You can use a snippet. Define it in global configuration file:
# enable global config in caddy service
environment:
CADDY_DOCKER_CADDYFILE_PATH: /config/Caddyfile.globals
CADDY_DOCKER_PROCESS_CADDYFILE: "true"
BASE_DOMAIN: # null means "pick from the .env file"
(rproxy) {
{args[0]}.{env.BASE_DOMAIN} {
reverse_proxy {args[1:]}
}
}
services:
foo:
<<: *default
# ....
labels:
caddy: import rproxy foo "{{upstreams 8080}}"
I used this in the past. Pros:
This approach is better if you have to throw more labels at your containers (for example if you use pawelmalak/flame
, benphelps/homepage
or something similar.
You can combine snippets and cryptic go-templates.
Disclaimer: I haven't tried this one. I use what I described in the first part, because I like autogenerated config to be more verbose
(rproxy) {
{args[0]}.{env.BASE_DOMAIN} {
reverse_proxy {args[1:]}
}
}
x-labels:
- &simple_expose
caddy: import rproxy {{ index .Labels "com.docker.compose.service" }} {{ (index .Ports 0).PrivatePort | upstreams }}
It should work like this, or maybe with some quotes thrown here or there.
i think hes trying to archive something similar to OrbStack witch would be awesome as a plugin, this is how i landed here
That's not supported (and I'm not sure it would be possible anyway).
The problem is the port number that a container is exposing it not known. So automatically proxying is not possible without some configuration.
@francislavoie We can retrieve the exposed port numbers and use the first one, right? Of course, unexposed ports won't be found. I'd like to filter on "network" as well. In my case, I add all my proxied containers to the network "proxynetwork".
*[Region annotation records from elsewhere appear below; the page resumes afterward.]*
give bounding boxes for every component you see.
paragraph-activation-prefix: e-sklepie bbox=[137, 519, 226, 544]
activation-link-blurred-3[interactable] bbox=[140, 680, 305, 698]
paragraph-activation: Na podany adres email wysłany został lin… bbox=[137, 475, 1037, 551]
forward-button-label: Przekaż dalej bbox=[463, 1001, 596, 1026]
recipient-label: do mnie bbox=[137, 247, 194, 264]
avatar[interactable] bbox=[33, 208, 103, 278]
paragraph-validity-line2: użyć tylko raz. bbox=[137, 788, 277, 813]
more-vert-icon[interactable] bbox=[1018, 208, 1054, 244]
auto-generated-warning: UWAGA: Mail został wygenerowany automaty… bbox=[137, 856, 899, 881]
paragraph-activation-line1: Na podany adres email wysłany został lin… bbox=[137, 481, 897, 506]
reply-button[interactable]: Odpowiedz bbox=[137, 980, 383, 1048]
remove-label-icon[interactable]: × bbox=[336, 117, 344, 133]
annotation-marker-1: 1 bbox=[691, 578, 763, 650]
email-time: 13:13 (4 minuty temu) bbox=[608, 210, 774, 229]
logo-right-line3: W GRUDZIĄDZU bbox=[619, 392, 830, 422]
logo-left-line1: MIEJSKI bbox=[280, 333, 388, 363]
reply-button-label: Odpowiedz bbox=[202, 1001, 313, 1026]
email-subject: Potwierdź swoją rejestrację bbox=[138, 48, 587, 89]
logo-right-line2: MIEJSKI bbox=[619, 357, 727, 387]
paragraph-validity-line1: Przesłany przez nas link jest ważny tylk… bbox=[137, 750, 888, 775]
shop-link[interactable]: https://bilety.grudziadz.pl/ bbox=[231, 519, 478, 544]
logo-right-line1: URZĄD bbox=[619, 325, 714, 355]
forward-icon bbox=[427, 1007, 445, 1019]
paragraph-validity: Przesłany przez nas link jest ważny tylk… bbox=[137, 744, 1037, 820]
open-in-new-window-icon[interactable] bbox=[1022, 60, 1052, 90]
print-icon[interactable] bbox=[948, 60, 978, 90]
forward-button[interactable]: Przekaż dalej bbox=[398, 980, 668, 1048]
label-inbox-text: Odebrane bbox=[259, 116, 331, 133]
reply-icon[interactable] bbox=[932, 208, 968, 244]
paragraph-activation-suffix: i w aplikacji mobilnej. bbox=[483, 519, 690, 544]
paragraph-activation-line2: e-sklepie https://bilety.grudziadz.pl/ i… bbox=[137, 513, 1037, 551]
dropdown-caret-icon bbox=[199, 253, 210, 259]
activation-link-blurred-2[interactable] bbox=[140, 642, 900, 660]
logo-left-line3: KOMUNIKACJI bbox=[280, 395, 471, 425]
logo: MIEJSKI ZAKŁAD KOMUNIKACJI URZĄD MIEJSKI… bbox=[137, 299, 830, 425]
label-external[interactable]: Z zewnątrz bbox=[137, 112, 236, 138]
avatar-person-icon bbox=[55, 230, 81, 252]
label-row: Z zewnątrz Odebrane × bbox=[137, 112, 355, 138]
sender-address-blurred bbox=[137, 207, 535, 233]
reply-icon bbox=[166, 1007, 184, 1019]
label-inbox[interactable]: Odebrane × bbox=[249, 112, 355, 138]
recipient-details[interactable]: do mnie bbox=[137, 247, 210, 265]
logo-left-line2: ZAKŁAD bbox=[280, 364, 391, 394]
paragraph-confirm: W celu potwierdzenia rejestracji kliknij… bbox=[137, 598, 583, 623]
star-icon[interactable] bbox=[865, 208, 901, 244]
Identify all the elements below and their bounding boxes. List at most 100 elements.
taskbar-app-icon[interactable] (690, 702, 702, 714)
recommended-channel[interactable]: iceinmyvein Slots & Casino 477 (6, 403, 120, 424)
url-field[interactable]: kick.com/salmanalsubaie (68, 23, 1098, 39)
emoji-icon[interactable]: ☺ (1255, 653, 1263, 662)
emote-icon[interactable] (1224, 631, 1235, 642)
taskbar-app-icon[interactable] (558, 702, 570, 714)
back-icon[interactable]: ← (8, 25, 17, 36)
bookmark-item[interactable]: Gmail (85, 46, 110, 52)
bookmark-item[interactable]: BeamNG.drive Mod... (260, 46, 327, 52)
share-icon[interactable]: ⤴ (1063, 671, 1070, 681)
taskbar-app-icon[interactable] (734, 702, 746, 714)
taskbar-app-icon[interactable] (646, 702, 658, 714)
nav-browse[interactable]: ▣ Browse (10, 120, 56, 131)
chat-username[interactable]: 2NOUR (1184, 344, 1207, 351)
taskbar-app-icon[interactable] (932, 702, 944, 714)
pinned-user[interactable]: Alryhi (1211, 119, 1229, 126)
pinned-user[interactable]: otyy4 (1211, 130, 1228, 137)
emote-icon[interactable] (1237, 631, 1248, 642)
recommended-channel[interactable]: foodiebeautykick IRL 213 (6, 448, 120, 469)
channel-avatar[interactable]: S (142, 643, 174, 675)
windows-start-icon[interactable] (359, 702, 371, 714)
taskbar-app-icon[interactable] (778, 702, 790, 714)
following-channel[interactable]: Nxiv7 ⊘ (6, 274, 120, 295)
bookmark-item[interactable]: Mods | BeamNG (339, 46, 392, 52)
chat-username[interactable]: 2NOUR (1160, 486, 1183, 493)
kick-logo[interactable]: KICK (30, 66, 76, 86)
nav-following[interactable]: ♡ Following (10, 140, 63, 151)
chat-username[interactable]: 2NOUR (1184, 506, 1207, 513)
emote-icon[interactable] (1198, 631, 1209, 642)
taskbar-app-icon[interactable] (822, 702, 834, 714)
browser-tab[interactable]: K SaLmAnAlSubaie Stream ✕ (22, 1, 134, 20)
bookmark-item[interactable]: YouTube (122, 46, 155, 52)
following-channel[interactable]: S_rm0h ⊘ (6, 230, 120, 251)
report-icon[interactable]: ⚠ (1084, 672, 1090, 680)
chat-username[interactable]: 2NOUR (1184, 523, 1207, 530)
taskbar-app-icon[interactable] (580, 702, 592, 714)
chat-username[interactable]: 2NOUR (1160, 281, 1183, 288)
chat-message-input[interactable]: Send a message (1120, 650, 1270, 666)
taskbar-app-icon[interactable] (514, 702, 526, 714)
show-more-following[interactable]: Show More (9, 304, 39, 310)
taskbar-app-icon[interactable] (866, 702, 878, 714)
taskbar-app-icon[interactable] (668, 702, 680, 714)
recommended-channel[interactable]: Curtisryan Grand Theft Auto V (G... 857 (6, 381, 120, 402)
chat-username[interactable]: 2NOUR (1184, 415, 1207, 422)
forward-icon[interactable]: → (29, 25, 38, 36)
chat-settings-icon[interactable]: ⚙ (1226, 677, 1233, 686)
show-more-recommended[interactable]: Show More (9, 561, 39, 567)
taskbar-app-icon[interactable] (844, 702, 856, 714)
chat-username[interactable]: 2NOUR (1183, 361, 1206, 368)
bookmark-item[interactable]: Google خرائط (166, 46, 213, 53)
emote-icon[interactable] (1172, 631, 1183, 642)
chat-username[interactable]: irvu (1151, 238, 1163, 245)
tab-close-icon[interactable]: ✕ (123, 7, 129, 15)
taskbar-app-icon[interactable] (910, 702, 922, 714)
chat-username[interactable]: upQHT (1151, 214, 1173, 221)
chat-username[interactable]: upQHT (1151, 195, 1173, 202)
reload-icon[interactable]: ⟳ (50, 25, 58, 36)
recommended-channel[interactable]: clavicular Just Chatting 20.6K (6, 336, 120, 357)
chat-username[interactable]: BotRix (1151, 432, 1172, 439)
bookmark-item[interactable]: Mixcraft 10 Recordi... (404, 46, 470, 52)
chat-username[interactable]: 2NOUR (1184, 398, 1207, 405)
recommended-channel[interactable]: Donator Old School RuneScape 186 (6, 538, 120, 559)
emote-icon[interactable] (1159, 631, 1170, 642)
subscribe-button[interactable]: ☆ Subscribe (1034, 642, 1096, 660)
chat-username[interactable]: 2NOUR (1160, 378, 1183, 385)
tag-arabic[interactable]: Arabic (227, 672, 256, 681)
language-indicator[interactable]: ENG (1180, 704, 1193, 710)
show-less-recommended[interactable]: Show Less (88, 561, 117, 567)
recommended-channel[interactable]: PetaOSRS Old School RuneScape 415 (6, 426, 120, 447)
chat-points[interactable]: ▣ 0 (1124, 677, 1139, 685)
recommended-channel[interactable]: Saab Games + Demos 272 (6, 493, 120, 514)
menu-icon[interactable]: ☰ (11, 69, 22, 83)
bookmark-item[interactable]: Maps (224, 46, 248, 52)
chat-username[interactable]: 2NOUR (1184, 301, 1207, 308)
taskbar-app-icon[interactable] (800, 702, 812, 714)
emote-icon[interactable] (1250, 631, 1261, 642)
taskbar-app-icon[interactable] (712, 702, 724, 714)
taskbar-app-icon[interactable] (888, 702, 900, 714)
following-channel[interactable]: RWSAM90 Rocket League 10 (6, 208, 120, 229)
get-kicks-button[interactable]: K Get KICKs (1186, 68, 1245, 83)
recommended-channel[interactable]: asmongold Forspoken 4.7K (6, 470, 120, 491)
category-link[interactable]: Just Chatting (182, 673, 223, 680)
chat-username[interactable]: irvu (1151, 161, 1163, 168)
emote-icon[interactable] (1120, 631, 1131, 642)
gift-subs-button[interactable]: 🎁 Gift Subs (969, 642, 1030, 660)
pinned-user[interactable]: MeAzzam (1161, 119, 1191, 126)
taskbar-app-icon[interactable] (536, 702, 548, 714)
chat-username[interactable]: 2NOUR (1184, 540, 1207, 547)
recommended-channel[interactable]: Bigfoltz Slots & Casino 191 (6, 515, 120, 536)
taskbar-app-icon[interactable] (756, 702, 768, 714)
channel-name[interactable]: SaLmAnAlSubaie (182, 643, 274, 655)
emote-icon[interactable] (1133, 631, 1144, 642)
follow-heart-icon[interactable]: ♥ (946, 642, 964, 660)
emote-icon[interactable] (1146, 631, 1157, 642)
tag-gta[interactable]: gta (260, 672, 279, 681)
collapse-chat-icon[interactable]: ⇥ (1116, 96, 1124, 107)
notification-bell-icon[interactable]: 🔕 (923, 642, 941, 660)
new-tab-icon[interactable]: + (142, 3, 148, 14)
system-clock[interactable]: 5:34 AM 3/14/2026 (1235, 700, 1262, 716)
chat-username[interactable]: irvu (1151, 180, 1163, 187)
docker container ls --format "table {{.ID}}\t{{.Names}}\t{{.Ports}}\t{{.Networks}}" -a
i think hes trying to archive something similar to OrbStack witch would be awesome as a plugin, this is how i landed here
@kiwina I just looked at this, and this is exactly what I want.
In the end, I could make a custom "docker monitor" and have it add the labels manually, but ideally, this would be done by this service since it's already doing something similar.
I'd like to have a default reverse proxy entry for any container on the
{containername}.local.co
, with the port that's exposed, if there's only one (if multiple it's to be added manually). Is this possible?This would make my life so much more easy when installing new containers for local use only. Then I could make the public ones available by manually adding labels on the domains that I'd like to use.